SUPR
Towards Real World Applicability: Developing Neural Solvers for More Realistic Routing Problems
Dnr:

NAISS 2024/5-642

Type:

NAISS Medium Compute

Principal Investigator:

Balázs Adam Kulcsár

Affiliation:

Chalmers tekniska högskola

Start Date:

2024-12-20

End Date:

2026-01-01

Primary Classification:

20105: Transport Systems and Logistics

Webpage:

Allocation

Abstract

In recent years, machine-learning-based solvers for routing problems have become more and more popular. This is due to the NP-hard nature of many such problems which imposes a computationally prohibitive runtime on traditional solvers in practice. Therefore, a need for strong, heuristic-based solvers arises. Such solvers can be developed using machine-learning techniques. However, so far, the literature developing neural-network-based solvers has a strong focus on symmetric routing problems. The problems have the assumption that distances between nodes of a routing problem instance can simply be derived from the distribution of these nodes in a Euclidean space. This assumption does generally not hold in reality, where distances between cities are often highly asymmetric (e.g., due to one-way streets).
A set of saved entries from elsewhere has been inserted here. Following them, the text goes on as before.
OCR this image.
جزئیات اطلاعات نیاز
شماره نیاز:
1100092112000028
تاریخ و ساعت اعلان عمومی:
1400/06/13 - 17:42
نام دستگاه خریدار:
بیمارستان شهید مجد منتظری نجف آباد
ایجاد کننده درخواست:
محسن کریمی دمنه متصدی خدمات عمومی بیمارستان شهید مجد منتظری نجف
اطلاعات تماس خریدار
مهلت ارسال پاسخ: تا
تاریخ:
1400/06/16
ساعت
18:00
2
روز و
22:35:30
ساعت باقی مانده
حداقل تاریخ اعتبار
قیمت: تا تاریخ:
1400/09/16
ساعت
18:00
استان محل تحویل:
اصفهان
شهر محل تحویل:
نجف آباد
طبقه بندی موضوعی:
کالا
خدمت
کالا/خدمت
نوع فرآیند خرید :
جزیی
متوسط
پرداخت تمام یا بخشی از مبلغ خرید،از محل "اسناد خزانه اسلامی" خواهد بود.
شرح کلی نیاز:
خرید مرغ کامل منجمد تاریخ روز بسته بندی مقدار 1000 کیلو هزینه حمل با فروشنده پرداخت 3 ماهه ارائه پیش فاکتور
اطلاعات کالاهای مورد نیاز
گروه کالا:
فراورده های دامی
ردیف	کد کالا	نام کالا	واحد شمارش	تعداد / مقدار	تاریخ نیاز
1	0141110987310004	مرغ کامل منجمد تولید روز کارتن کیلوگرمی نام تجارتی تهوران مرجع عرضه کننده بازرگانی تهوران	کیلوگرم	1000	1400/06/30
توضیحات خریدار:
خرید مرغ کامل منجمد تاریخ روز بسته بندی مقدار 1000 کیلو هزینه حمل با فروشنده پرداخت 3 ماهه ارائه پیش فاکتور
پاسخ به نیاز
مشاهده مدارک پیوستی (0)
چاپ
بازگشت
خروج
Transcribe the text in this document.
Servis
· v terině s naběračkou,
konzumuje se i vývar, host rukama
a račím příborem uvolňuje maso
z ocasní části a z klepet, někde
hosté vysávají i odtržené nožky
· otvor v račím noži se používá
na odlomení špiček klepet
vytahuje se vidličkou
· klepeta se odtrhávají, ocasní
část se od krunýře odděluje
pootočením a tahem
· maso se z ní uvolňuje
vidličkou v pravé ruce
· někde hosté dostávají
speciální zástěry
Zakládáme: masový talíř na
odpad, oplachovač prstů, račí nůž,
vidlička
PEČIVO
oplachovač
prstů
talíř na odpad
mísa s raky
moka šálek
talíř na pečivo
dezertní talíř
This effect becomes even stronger, when the objective function focuses on time (traffic jams often only affect one direction) or energy (travelling from a lower altitude to a higher altitude requires more energy than the other way around) instead of only travelled distances. Therefore, we aim to develop neural solvers capable of efficiently and effectively solving asymmetric routing problems.